Total experimental uncertainty in hydrodynamic testing of a semisubmersible wind turbine, considering numerical propagation of systematic uncertainty

Robertson, Amy; Bachynski, Erin E.; Gueydon, Sebastien; Wendt, Fabian; Schünemann, Paul

doi:10.1016/j.oceaneng.2019.106605

Title: Total experimental uncertainty in hydrodynamic testing of a semisubmersible wind turbine, considering numerical propagation of systematic uncertainty

Journal Article · 14 December 2019 · Ocean Engineering

DOI: https://doi.org/10.1016/j.oceaneng.2019.106605 · OSTI ID:1580490

^[1]; Bachynski, Erin E. ^[2]; Gueydon, Sebastien ^[3];

^[1]; Schünemann, Paul ^[4]

National Renewable Energy Lab. (NREL), Golden, CO (United States)
Norwegian Univ. of Science and Technology (NTNU), Trondheim (Norway)
Maritime Research Inst. Netherlands (MARIN), Wageningen (Netherlands)
Univ. of Rostock (Germany)

Quantifying the uncertainty in experimental results is a vital step in properly validating numerical simulation tools for designing floating wind turbines; without a good understanding of the experimental uncertainties, it is impossible to confirm if numerical simulation tools can capture the physics with acceptable accuracy.

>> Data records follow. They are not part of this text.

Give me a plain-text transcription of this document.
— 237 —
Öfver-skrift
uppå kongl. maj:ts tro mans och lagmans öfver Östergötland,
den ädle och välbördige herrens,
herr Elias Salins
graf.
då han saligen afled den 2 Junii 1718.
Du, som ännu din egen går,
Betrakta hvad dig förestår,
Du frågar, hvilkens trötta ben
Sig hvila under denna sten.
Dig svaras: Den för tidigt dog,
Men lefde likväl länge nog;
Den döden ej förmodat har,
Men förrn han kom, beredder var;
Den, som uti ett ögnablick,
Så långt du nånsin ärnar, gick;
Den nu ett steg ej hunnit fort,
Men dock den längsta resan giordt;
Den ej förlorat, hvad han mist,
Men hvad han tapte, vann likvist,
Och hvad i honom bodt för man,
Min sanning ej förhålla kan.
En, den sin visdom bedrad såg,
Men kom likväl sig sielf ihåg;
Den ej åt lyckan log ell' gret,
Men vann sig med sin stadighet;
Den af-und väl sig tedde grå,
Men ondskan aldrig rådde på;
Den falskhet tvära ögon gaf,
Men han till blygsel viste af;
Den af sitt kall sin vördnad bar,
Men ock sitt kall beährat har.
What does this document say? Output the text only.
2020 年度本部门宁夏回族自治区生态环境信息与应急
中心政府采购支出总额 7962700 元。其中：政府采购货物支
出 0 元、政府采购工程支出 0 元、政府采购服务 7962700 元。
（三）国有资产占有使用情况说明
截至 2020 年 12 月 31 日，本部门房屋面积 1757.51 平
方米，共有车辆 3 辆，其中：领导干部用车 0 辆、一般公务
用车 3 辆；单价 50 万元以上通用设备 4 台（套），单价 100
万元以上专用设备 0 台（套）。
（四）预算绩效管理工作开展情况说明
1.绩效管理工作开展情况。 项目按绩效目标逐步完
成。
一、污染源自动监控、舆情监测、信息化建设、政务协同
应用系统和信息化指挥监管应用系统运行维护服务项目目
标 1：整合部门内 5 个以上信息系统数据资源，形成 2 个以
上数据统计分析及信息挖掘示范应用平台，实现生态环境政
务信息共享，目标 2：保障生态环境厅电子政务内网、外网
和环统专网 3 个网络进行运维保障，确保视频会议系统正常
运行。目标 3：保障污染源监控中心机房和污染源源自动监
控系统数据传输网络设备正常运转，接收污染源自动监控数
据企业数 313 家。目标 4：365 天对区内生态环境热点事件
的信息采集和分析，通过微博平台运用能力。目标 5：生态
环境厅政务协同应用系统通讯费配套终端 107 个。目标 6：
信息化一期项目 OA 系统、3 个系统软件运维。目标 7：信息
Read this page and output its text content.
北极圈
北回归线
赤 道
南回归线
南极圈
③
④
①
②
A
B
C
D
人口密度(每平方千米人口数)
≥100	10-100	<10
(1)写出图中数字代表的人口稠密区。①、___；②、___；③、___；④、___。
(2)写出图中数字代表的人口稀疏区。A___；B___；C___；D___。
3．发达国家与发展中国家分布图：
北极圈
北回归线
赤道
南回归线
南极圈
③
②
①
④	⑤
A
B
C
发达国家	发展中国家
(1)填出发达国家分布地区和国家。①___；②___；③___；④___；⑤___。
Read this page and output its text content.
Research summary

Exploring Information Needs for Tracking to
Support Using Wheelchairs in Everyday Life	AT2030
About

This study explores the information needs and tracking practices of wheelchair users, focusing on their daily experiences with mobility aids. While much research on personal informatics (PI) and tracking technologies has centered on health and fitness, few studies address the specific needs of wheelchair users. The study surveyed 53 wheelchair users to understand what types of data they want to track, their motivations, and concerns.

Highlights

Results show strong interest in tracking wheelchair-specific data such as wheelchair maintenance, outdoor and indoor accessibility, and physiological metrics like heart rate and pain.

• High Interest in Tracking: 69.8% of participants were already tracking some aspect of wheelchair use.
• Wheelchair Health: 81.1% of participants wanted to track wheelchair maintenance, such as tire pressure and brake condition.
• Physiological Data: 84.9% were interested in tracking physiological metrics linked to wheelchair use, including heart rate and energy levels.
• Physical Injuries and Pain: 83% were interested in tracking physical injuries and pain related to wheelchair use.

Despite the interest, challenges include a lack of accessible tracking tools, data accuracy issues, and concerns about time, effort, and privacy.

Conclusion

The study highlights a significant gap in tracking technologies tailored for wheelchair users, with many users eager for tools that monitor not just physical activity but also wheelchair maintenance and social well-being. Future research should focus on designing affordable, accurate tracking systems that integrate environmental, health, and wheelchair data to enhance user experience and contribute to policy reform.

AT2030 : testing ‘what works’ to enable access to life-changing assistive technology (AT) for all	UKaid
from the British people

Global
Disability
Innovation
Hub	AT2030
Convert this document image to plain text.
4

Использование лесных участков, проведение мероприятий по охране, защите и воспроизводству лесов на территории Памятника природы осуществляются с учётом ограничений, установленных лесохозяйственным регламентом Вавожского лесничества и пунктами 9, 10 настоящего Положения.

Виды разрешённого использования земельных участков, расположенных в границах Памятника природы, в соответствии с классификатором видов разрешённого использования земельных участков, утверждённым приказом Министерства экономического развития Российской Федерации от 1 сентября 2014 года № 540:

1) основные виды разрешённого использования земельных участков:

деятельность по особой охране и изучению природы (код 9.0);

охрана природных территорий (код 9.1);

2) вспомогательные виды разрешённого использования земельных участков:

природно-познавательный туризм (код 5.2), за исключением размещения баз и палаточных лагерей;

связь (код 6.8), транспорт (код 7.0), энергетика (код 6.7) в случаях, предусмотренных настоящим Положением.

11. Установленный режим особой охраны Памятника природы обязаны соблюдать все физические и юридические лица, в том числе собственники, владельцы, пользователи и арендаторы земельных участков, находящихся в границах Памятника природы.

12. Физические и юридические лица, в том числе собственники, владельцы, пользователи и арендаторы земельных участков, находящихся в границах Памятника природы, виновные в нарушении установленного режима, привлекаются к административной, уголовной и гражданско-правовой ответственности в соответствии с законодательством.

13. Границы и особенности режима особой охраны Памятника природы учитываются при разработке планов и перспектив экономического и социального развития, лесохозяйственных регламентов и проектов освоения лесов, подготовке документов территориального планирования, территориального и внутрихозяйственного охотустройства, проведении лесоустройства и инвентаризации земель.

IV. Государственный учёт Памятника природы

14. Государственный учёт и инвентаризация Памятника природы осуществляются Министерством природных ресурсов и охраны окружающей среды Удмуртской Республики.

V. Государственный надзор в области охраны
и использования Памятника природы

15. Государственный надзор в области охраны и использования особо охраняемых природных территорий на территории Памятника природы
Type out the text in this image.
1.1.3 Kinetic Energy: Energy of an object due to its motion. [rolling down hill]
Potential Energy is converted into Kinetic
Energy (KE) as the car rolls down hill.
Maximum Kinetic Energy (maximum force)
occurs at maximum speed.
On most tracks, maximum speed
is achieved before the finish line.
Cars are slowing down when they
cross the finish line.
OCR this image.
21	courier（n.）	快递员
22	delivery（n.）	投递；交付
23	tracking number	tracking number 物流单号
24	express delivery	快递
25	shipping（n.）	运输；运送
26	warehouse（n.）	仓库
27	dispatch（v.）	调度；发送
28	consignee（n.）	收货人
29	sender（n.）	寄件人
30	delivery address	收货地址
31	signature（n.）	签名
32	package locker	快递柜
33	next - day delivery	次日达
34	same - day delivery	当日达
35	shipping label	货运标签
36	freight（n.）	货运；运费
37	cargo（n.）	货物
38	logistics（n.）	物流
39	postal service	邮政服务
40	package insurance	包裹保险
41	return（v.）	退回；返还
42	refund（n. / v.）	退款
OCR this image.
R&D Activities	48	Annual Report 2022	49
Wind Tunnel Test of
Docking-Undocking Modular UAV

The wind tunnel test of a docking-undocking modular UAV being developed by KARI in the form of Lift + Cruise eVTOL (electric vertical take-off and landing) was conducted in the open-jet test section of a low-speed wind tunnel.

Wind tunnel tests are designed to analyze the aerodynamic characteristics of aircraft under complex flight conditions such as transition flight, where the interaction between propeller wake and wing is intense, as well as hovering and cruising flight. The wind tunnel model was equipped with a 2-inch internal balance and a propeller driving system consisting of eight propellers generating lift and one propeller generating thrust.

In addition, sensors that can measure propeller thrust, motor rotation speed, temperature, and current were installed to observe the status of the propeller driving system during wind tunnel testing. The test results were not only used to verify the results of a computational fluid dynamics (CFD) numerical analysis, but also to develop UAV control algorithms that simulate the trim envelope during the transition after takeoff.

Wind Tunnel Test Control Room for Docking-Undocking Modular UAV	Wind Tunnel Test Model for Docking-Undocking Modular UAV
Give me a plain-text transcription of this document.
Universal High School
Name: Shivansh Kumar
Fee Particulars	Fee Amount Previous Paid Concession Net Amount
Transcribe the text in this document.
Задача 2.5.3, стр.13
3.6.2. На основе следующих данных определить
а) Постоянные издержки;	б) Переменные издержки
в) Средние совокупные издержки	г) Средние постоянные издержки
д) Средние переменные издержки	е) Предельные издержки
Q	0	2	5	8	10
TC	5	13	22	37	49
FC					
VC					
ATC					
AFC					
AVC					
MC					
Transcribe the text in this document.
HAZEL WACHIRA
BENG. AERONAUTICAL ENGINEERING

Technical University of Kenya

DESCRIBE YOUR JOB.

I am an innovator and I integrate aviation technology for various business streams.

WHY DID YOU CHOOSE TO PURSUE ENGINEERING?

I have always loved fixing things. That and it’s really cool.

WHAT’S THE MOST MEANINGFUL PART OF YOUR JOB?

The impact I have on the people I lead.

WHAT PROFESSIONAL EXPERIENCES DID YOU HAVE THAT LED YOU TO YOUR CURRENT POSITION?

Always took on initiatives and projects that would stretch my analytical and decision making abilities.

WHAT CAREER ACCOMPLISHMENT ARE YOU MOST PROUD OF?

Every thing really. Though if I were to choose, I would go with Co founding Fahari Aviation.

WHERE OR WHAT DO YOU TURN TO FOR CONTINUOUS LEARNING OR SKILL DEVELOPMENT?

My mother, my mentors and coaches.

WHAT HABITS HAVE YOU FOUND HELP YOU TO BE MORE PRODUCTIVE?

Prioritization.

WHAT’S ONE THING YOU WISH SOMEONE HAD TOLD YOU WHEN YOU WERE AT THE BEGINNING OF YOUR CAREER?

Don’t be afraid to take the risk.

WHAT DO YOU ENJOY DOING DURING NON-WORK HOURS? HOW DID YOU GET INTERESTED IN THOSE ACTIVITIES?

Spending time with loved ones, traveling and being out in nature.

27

Recent validation studies suggest that the wave-induced, low-frequency surge and pitch motions of semisubmersible-type floating wind turbines are consistently underpredicted by numerical simulations, but it has not been possible to state whether or not this underprediction is within the level of experimental error. Here, previously assessed systematic uncertainty components in hydrodynamic tests of the OC5-DeepCwind semisubmersible are propagated to response metrics of interest using numerical simulation tools, and combined with the system's random uncertainty to obtain the total experimental uncertainty. The uncertainty in the low-frequency response metrics is found to be most sensitive to the system properties (e.g., mooring stiffness and center of gravity), and also the wave elevation. The results of the present study suggest that the underprediction of the low-frequency response behavior observed in previous validation studies is larger than the experimental uncertainty.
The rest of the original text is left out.